A présent la bombe est dégagée, les regards se croisent... ce trou va-t-il
devenir une tombe ? La mort qui les avait frôlés maintes fois, allait-elle
s'emparer d'eux cette fois ? Le moment crucial approche - une équipe est
debout au bord du cratère - elle est au repos, ce sont l'abbé Venner,
Grebert, Saettel, Fischer et Robert Borocco ; deux gendarmes allemands
regardent également. L'artificier descend, se met sur la bombe. Gasser,
Helfer et Louis Voegtli sont sur les paliers du trou, à divers étages.

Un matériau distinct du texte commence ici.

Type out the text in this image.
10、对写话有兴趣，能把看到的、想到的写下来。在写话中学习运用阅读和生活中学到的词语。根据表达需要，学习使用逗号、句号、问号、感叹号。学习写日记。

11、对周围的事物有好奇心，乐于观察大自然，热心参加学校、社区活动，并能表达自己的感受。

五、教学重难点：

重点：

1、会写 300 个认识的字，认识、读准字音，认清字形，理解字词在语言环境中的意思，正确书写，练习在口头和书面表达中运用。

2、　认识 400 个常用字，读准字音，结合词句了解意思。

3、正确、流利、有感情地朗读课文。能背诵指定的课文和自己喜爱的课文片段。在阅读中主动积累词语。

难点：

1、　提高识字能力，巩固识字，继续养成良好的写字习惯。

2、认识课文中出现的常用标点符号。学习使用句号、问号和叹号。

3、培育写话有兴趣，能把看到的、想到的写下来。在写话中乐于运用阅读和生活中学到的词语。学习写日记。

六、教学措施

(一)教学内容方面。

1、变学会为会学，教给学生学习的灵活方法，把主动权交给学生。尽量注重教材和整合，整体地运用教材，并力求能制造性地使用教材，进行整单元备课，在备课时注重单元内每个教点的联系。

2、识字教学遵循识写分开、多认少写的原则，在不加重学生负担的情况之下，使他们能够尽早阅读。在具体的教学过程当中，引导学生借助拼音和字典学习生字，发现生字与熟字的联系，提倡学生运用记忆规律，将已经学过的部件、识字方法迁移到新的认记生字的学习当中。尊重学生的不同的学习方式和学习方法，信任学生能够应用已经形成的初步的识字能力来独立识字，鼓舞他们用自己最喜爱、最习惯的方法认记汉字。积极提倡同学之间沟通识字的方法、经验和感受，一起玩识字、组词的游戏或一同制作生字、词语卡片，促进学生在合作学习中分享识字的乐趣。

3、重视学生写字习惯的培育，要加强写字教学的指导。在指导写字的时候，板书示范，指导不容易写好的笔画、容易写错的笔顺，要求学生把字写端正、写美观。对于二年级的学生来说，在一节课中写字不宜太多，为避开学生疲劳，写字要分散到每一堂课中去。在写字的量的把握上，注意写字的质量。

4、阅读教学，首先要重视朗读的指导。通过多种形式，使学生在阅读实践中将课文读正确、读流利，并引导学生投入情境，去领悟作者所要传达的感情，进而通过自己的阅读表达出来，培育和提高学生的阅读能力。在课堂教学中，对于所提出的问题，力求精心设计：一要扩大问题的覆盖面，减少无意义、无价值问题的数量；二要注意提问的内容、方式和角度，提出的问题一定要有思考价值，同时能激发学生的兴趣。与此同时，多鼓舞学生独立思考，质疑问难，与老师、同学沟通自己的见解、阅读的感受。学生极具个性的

L'abbé Venner, accompagné de quelques camarades, s'éloigne un peu, ils ont
découvert un arbre où des fruits encore verts les attirent fortement. A ce
moment, une épouvantable explosion déchire l'air. La bombe de 10 tonnes a
éclaté ! Happée par un immense déchaînement fulgurant de flammes, l'équipe
Venner ne se souviendra par la suite que d'un immense coup d'assommoir reçu
en même temps qu'une chaleur brûlante les étouffait dans un embrasement
écarlate. Projetés à des distances diverses, les uns après les autres
retrouvent leur connaissance. C'est pour apprendre la terrible nouvelle de
la mort de leurs frères de souffrance. Ils étaient unis par des liens que
seuls connaissent ceux qui partagent de grandes épreuves.
Et voilà que Voegtli, Helfer et Gasser sont morts déchiquetés. Grebert est
grièvement blessé à la face, les autres, miraculeusement sauvés par l'abbé
Venner qui les avait entraînés à 50 mètres de là, sont très fortement
contusionnés. Le drame est achevé !
Le martyrologe du Réseau Kléber-Alsace s'est allongé encore,par une annonce
du 7 août 1944 que les habitants de Wintzenheim apprennent le décès du
boulanger Louis Voegtli, âgé de 47 ans
Le terrible bilan de ses pertes se solde par 10 agents morts pour la France
sur 17 arrêtés le 15 décembre 1942 et traduits le 3 novembre 1943 devant le
Volksgerichtshof de Berlin. Déjà à l'instruction Oscar Féga de Colmar meurt
en héros, animé des plus hauts sentiments religieux et patriotiques, les
agents Schwalm, Lienhard, Pierson, cheminot héroïque, sont fusillés à
Belfort. Charles Lamouche de Colmar meurt à son tour à bout de force à
Hameln. Wetterwald tombe sous les balles en voulant s'évader vers les lignes
russes. L'abbé Venner, au sourire angélique, celui qui savait si bien
redonner du courage, meurt épuisé en Alsace libérée. Ils sont morts ces
Alsaciens pour l'honneur de la France et afin que l'on sache devant le
jugement de l'histoire ce que fut la loyale et fidèle Alsace sous le
déchirement de la séparation avec la Mère Patrie.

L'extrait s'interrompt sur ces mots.